Le parole di Mattarella
La necessità di una difesa integrata e coesa a livello nazionale era stata richiamata anche dal Capo dello Stato Maggiore, ha ricordato Mattarella. Il presidente ha indicato inoltre l’esigenza di uno strumento militare interoperabile con gli alleati e i partner, «in un quadro europeo che consenta sinergie, economie di scala e migliori capacità».
Il richiamo alla pace ha accompagnato la sua valutazione del contesto internazionale: «Viviamo una fase storica di particolare criticità, imprevista fino a qualche anno addietro, segnata dall’aggravarsi di conflittualità che sempre più frequentemente producono conflitti dolorosi con vittime innocenti e con devastazioni». Mattarella ha aggiunto: «Speriamo che sia una fase che si concluda al più presto».

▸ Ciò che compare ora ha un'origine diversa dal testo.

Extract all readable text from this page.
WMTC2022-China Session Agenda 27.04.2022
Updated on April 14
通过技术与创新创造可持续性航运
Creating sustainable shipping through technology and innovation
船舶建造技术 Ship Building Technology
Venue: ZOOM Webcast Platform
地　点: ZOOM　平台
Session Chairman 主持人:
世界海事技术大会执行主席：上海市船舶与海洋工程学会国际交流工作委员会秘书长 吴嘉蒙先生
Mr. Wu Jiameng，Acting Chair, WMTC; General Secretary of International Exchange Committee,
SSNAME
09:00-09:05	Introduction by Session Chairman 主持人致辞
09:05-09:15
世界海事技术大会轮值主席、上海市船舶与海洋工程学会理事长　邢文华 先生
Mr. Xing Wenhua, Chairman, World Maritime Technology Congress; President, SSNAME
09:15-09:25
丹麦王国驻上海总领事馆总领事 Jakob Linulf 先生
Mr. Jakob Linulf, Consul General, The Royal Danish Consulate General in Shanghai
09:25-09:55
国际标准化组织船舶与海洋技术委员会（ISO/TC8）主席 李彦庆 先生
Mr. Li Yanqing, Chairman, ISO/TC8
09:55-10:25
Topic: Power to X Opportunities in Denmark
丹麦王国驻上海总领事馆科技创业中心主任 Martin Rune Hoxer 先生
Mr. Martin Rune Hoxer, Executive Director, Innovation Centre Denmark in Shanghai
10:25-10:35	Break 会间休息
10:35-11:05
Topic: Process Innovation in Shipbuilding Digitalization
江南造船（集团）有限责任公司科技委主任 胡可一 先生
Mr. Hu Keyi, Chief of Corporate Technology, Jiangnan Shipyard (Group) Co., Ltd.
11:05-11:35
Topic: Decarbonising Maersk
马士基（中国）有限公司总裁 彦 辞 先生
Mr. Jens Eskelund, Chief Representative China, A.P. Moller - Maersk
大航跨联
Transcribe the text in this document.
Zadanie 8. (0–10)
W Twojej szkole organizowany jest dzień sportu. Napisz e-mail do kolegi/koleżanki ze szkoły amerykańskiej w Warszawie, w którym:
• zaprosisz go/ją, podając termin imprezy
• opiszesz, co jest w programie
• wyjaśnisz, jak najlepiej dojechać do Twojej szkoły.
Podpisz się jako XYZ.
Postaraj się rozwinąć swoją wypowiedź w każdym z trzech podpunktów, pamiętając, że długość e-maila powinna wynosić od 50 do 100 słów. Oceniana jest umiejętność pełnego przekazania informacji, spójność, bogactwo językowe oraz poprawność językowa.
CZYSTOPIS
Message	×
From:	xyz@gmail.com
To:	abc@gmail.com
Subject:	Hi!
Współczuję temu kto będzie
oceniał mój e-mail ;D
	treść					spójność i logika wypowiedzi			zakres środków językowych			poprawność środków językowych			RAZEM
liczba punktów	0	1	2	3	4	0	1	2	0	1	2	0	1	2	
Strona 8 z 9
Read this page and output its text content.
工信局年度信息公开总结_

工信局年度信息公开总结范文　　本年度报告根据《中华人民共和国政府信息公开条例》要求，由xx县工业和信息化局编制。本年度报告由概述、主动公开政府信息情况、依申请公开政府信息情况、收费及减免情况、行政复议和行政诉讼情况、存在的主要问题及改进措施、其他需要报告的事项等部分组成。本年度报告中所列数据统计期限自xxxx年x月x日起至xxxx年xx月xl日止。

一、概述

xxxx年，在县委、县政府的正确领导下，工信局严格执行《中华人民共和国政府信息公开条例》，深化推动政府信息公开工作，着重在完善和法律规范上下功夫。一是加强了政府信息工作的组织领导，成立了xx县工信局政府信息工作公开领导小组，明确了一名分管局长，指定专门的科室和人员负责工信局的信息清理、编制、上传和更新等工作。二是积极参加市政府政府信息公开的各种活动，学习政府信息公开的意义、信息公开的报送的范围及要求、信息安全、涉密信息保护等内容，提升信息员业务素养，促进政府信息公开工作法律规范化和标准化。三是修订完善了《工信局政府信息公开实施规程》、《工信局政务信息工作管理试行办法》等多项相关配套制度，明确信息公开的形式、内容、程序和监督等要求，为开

Il presidente ha ricordato che Aegis, nella mitologia, era lo scudo di Zeus e di Atena, collegando il nome dell’esercitazione al compito affidato ai militari: «Essere scudo a difesa della Repubblica, delle sue libere istituzioni e della sicurezza del nostro Paese, dell’Italia».
Rivolgendosi ai militari, Mattarella ha sottolineato che la preparazione, l’addestramento rigoroso e la capacità di operare in contesti ad alta complessità confermano i valori e le competenze dell’esercito. «Il vostro impegno è manifestato costantemente in ambito nazionale e nelle missioni internazionali», ha affermato.